Experten
bewerten Konsequenzen der Arbeitnehmerfreizügigkeit
unterschiedlich
Die möglichen Konsequenzen für den deutschen Arbeitsmarkt aus
der zum 1. Mai in Kraft tretenden Arbeitnehmerfreizügigkeit in
der Europäischen Union bewerten Experten unterschiedlich. Dies
wurde bei der Anhörung des Ausschusses für Arbeit und Soziales
am 4. April deutlich. Gegenstand der Anhörung waren Anträge
der SPD-Fraktion ”Faire Mobilität und soziale Sicherung –
Voraussetzungen für die Arbeitnehmerfreizügigkeit ab 1. Mai
2011 schaffen“ (17/4530) und der Fraktion Die Linke ”Arbeitnehmerfreizügigkeit
sozial gestalten“ (17/5177).
Die
Bundesvereinigung der Deutschen Arbeitgeberverbände rechnet in
ihrer Stellungnahme nicht damit, dass es nach dem 1. Mai 2011 zu
Nachteilen auf dem deutschen Arbeitsmarkt kommt. Ӏngste vor
der Freizügigkeit sind dementsprechend ebenso unbegründet wie
die Forderung nach pauschalen Einschränkungen wie
beispielsweise durch die Einführung eines flächendeckenden
Mindestlohns“, heißt es.
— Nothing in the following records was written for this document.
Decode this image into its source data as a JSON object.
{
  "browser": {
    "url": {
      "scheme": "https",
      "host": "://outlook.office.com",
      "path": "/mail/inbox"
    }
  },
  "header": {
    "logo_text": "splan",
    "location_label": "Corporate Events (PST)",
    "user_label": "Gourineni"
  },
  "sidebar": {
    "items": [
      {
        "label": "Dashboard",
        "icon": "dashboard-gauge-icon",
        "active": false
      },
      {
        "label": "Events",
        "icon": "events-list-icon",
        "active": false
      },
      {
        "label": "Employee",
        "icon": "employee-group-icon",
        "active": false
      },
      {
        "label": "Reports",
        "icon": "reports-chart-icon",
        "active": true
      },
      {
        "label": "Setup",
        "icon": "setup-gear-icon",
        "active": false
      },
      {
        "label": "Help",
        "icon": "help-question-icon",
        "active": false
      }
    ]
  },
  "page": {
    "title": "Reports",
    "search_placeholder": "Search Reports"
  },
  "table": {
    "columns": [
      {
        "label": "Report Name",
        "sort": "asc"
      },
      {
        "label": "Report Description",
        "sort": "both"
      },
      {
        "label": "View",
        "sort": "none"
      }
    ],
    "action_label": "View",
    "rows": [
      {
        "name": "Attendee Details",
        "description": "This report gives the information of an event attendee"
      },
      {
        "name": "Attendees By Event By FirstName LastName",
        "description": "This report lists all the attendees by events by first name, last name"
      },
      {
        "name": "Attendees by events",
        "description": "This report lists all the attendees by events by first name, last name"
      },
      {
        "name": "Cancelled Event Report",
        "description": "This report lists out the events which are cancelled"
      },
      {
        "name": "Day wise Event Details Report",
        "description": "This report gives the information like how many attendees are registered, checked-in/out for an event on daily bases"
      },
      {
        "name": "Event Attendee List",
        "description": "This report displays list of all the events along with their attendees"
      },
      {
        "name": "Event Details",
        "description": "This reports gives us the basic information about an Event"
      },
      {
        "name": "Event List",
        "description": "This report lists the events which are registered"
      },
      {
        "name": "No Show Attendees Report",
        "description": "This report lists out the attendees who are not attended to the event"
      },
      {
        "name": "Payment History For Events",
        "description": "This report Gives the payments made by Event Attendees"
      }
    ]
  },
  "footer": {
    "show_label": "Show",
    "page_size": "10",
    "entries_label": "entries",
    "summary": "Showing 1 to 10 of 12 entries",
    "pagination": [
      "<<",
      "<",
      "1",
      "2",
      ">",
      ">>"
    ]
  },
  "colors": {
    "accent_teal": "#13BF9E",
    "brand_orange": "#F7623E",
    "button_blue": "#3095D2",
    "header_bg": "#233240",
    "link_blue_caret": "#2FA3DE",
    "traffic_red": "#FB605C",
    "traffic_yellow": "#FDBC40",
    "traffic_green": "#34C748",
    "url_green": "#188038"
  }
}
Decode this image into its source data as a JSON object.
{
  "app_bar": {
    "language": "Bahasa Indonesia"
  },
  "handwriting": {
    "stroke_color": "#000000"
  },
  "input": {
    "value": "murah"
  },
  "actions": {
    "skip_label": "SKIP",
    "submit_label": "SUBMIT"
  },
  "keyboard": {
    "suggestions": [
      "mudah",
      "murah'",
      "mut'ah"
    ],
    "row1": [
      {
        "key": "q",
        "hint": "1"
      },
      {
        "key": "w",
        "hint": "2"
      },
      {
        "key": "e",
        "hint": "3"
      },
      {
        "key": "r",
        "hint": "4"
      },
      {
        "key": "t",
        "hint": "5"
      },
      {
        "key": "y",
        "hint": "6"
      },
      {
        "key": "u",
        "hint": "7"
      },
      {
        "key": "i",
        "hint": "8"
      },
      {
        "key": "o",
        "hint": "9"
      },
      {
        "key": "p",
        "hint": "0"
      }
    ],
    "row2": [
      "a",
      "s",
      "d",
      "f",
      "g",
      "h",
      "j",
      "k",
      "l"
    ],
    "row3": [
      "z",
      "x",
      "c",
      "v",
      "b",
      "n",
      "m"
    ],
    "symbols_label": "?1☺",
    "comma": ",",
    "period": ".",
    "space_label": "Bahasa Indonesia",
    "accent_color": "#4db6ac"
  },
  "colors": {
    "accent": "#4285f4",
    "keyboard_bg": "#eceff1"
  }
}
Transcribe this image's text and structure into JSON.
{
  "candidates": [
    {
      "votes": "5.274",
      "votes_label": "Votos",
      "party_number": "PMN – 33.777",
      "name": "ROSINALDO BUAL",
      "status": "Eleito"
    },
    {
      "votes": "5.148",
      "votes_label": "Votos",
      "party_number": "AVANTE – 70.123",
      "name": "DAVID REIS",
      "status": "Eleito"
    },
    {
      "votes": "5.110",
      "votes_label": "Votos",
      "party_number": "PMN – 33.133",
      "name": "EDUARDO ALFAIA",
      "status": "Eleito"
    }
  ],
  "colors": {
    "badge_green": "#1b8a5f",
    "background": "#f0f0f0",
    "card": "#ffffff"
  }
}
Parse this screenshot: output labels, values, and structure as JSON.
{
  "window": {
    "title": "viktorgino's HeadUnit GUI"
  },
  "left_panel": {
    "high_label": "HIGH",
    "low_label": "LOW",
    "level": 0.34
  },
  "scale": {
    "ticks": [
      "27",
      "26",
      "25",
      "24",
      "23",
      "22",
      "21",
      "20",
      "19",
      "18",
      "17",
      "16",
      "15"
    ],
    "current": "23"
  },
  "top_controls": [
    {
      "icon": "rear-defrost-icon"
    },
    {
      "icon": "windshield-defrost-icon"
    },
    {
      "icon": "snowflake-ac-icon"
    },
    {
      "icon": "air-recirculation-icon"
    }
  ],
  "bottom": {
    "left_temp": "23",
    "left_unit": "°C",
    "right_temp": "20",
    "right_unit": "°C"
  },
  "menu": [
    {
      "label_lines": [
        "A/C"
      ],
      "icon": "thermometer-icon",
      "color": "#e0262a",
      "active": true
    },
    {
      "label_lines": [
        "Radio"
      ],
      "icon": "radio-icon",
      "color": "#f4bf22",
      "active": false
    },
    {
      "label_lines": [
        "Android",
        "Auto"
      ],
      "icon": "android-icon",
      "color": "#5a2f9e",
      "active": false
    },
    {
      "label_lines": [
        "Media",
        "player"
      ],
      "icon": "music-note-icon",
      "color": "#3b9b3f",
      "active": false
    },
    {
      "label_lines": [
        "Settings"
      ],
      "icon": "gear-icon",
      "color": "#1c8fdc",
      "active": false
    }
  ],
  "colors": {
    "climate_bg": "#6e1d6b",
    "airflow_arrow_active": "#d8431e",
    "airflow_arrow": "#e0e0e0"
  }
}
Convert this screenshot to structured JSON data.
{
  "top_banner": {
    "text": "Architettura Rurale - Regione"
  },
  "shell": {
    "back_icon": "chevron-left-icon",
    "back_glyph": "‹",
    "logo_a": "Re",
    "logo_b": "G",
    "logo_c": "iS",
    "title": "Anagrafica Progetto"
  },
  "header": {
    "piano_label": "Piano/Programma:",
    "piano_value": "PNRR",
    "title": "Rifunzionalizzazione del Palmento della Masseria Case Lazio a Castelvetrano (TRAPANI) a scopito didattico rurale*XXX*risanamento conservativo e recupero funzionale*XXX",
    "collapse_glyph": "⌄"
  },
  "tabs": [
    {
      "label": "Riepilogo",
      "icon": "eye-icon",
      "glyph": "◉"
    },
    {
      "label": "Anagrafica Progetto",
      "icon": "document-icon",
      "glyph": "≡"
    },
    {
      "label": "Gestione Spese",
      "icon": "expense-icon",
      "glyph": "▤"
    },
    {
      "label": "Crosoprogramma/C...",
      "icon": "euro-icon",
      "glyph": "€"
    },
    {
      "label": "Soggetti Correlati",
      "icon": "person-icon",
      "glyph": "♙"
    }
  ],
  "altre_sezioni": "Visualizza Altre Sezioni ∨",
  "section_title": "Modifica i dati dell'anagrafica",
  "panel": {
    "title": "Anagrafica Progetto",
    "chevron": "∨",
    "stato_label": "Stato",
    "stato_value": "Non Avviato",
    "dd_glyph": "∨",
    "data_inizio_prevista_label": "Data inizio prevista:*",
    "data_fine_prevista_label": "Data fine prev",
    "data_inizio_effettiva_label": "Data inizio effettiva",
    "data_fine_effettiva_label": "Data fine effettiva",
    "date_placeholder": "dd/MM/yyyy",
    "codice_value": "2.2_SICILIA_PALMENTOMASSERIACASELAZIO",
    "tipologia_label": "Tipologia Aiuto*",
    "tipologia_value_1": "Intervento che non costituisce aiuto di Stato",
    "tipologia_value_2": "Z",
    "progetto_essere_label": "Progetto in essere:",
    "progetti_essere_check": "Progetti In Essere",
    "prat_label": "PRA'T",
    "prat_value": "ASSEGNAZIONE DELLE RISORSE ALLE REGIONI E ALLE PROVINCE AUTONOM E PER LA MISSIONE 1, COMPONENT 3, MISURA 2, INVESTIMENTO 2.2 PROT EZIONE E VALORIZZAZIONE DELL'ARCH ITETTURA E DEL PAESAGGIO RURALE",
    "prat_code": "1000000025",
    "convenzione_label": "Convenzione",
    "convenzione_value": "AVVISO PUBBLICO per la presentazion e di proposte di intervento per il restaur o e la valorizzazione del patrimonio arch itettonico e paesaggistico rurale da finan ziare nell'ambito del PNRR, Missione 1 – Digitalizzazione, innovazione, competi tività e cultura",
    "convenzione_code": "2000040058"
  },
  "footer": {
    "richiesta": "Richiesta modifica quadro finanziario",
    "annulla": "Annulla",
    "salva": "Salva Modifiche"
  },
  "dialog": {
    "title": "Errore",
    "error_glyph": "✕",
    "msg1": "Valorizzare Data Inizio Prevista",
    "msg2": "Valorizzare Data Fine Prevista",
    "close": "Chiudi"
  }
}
Mit einem großen Ansturm auf den
deutschen Arbeitsmarkt sei nicht zu rechnen, da ”der
wirtschaftliche Aufholprozess in den EU-8-Staaten so dynamisch
fortschreitet.“
Der
Deutsche Gewerkschaftsbund (DGB) warnt hingegen vor Lohndumping
durch die Öffnung des Arbeitsmarktes, ”insbesondere in
Branchen mit niedriger Tarifbindung“ und fordert die
Einführung ”eines allgemeinen gesetzlichen Mindestlohns in
Höhe von 8,50 Euro“ sowie eine ”flächendeckende Kontrolle
der Einhaltung von Mindestlöhnen und weiterer
Arbeitsbedingungen.“ Hierfür sei eine erweiterte
Dokumentationspflicht für den Arbeitgeber notwendig. Zur
Verhinderung ”eines weiteren Missbrauchs der Leiharbeit“
fordert der DGB die Durchsetzung des Grundsatzes ”Equal Pay“.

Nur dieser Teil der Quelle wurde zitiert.